La historia detrás de las chuletas de cerdo con miel y ajo

La relación entre el cerdo, la miel y el ajo es una de las más antiguas de la cocina europea. El cerdo era el animal doméstico por excelencia en la Europa medieval —se podía alimentar de bellotas en los bosques comunales y prácticamente todo él era aprovechable— y la matanza del cerdo en noviembre era uno de los rituales más importantes del calendario rural, pues los embutidos, jamones y salazones que producía garantizaban la proteína animal durante el invierno. La miel era el endulzante universal antes del azúcar de caña, y su combinación con las chuletas de cerdo —creando una glasa brillante que carameliza en el calor de la sartén— es una técnica que aparece en los libros de cocina europeos desde la Edad Media.

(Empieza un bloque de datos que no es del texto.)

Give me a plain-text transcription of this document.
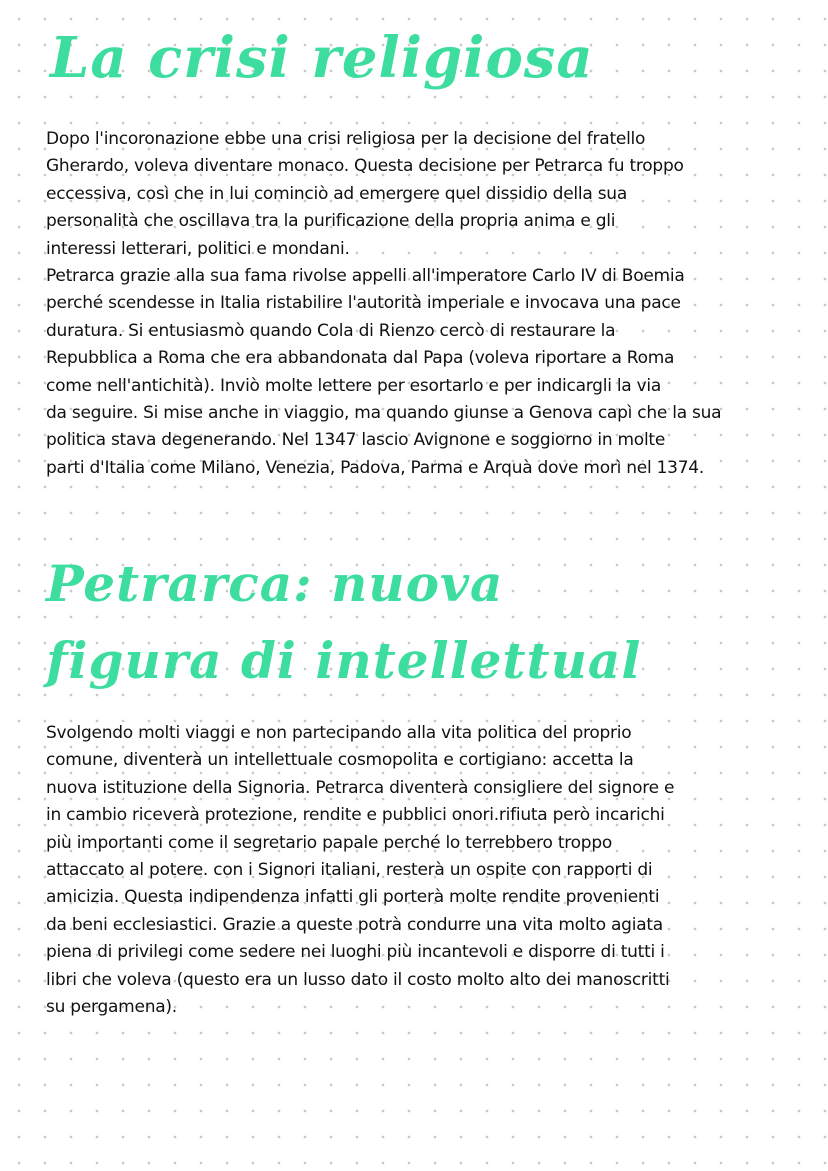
La crisi religiosa

Dopo l'incoronazione ebbe una crisi religiosa per la decisione del fratello
Gherardo, voleva diventare monaco. Questa decisione per Petrarca fu troppo
eccessiva, così che in lui cominciò ad emergere quel dissidio della sua
personalità che oscillava tra la purificazione della propria anima e gli
interessi letterari, politici e mondani.
Petrarca grazie alla sua fama rivolse appelli all'imperatore Carlo IV di Boemia
perché scendesse in Italia ristabilire l'autorità imperiale e invocava una pace
duratura. Si entusiasmò quando Cola di Rienzo cercò di restaurare la
Repubblica a Roma che era abbandonata dal Papa (voleva riportare a Roma
come nell'antichità). Inviò molte lettere per esortarlo e per indicargli la via
da seguire. Si mise anche in viaggio, ma quando giunse a Genova capì che la sua
politica stava degenerando. Nel 1347 lascio Avignone e soggiorno in molte
parti d'Italia come Milano, Venezia, Padova, Parma e Arquà dove morì nel 1374.

Petrarca: nuova
figura di intellettual

Svolgendo molti viaggi e non partecipando alla vita politica del proprio
comune, diventerà un intellettuale cosmopolita e cortigiano: accetta la
nuova istituzione della Signoria. Petrarca diventerà consigliere del signore e
in cambio riceverà protezione, rendite e pubblici onori.rifiuta però incarichi
più importanti come il segretario papale perché lo terrebbero troppo
attaccato al potere. con i Signori italiani, resterà un ospite con rapporti di
amicizia. Questa indipendenza infatti gli porterà molte rendite provenienti
da beni ecclesiastici. Grazie a queste potrà condurre una vita molto agiata
piena di privilegi come sedere nei luoghi più incantevoli e disporre di tutti i
libri che voleva (questo era un lusso dato il costo molto alto dei manoscritti
su pergamena).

El maridaje de la miel con el ajo en las chuletas de cerdo es un ejemplo del principio culinario de contrastes que hace grandes los platos simples: la dulzura de la miel modera el picante pungente del ajo y ambos, al caramelizarse sobre la carne, crean una capa exterior lacada de una complejidad aromática que ninguno de los dos ingredientes podría conseguir por separado. Esta técnica de glasear carnes con miel tiene paralelos en la cocina china de los char siu, en la cocina persa de las khoresh y en la cocina árabe medieval, sugiriendo que el instinto de combinar dulce y savory en la carne es genuinamente universal.